该问题是否在FAQ中有解答? | Is there an existing answer for this in FAQ?

当前行为 | Current Behavior

using boilerplate code in readme doesn't work for gguf nor int4 quantized models

期望行为 | Expected Behavior

model loads using the boilerplate code for all models listed on the readme page (quantized or not).

复现方法 | Steps To Reproduce

from chat import MiniCPMVChat, img2base64 import torch import json

torch.manual_seed(0)

chat_model = MiniCPMVChat('./models/MiniCPM-Llama3-V-2_5-int4')

im_64 = img2base64('./images/scryfall/Black Market Connections (Evyn Fong) [CLB] /{669/}.jpg')

First round chat

msgs = [{"role": "user", "content": "Tell me about the objects in this image."}]

inputs = {"image": im_64, "question": json.dumps(msgs)} answer = chat_model.chat(inputs) print(answer)

Second round chat

pass history context of multi-turn conversation

msgs.append({"role": "assistant", "content": answer}) msgs.append({"role": "user", "content": "Introduce something about the object(s) identified."})

inputs = {"image": im_64, "question": json.dumps(msgs)} answer = chat_model.chat(inputs) print(answer)

运行环境 | Environment

- OS: rocky linux 9
- Python: 3.10
- Transformers: idk whatever was installed w reqs
- PyTorch: again reqs
- CUDA (`python -c 'import torch; print(torch.version.cuda)'`): 12.2

备注 | Anything else?

would appreciate boilerplate code for loading quantized models

thistleknot commented 1 month ago

found for gguf https://github.com/OpenBMB/llama.cpp/tree/minicpm-v2.5/examples/minicpmv

but after following

./llama.cpp/minicpmv-cli -m ./models/minicpm-2b-dpo-fp32.Q6_K.gguf --mmproj ./models/mmproj-model-f16.gguf -c 512 --temp 0.7 --top-p 0.8 --top-k 100 --repeat-penalty 1.05 --image ./images/scryfall/test_image.jpg -p "What is in the image?"

llama_model_load: error loading model: check_tensor_dims: tensor 'output.weight' not found llama_load_model_from_file: failed to load model llava_init: error: unable to load model minicpmv_init: error: failed to init minicpmv model

What is in the image?
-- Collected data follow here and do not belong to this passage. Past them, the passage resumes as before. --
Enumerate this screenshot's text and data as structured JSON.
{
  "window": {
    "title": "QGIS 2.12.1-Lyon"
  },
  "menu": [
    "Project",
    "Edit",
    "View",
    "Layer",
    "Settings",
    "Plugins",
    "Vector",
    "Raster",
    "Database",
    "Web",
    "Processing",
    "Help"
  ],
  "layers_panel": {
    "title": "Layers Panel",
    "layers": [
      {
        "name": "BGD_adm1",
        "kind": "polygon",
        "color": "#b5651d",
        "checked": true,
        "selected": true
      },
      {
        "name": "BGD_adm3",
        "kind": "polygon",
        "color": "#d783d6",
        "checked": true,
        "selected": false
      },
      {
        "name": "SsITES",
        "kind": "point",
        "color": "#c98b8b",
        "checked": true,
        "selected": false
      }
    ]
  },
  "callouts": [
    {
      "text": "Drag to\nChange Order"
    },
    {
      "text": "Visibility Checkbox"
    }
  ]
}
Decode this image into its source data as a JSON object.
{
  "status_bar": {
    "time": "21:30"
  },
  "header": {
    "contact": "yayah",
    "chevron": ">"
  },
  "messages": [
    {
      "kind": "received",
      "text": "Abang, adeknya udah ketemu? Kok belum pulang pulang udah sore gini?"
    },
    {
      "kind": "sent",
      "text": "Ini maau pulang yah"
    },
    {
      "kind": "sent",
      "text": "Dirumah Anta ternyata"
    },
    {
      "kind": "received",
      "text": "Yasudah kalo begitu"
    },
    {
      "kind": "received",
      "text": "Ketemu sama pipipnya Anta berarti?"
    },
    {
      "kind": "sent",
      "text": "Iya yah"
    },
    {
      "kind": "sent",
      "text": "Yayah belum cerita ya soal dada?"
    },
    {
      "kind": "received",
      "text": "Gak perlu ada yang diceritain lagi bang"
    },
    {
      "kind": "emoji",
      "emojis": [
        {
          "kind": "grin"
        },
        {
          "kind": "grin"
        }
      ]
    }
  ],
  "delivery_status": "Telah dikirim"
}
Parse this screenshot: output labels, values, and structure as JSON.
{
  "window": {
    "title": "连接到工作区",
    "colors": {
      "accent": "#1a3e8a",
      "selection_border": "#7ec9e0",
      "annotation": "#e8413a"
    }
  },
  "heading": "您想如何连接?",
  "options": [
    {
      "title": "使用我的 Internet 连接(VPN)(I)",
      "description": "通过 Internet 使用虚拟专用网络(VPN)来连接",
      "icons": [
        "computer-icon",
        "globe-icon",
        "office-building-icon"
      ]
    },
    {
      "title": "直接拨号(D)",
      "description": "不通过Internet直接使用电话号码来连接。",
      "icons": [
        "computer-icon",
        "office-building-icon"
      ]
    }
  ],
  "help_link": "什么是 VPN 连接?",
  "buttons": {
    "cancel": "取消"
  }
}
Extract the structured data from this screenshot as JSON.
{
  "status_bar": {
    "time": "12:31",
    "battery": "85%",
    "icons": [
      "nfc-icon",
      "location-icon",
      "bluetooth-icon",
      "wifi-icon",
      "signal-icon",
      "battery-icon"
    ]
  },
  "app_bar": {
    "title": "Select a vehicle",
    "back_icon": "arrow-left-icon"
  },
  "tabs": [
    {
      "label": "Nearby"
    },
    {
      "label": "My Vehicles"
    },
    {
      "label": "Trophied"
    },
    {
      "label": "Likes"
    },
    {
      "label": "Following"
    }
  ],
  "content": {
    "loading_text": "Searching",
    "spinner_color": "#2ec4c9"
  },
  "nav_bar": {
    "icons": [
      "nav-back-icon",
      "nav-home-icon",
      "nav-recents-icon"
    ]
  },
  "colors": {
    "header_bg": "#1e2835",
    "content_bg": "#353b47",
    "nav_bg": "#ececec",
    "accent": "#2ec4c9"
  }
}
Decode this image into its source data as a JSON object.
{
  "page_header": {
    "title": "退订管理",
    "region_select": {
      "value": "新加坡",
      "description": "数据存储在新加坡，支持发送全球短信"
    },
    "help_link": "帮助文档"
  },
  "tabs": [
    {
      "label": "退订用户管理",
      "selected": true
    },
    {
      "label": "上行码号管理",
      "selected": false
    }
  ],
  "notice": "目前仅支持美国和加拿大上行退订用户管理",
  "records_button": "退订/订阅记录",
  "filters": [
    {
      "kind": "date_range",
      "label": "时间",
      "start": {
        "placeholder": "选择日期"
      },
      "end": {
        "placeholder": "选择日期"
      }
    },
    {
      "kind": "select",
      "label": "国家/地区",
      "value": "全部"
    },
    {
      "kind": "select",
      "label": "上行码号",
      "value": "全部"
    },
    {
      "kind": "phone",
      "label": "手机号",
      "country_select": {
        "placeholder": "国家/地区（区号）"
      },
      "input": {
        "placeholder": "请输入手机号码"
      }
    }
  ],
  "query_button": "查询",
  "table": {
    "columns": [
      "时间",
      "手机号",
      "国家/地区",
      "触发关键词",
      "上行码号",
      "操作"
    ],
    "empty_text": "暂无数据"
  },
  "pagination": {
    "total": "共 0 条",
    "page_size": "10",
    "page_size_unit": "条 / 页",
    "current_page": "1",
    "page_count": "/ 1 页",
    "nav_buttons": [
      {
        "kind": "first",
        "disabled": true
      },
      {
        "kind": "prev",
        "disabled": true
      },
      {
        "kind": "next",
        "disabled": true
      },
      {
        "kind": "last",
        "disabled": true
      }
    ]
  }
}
Segmentation fault (core dumped)
thistleknot commented 1 month ago

nevermind

while I'm not sure how the int4 is used, adequate instructions to get me going

./llama.cpp/minicpmv-cli -m ./models/ggml-model-Q4_K_M.gguf --mmproj ./models/mmproj-model-f16.gguf -c 512 --temp 0.7 --top-p 0.8 --top-k 100 --repeat-penalty 1.05 --image ./images/scryfall/test_image.jpg -p "What is in the image?"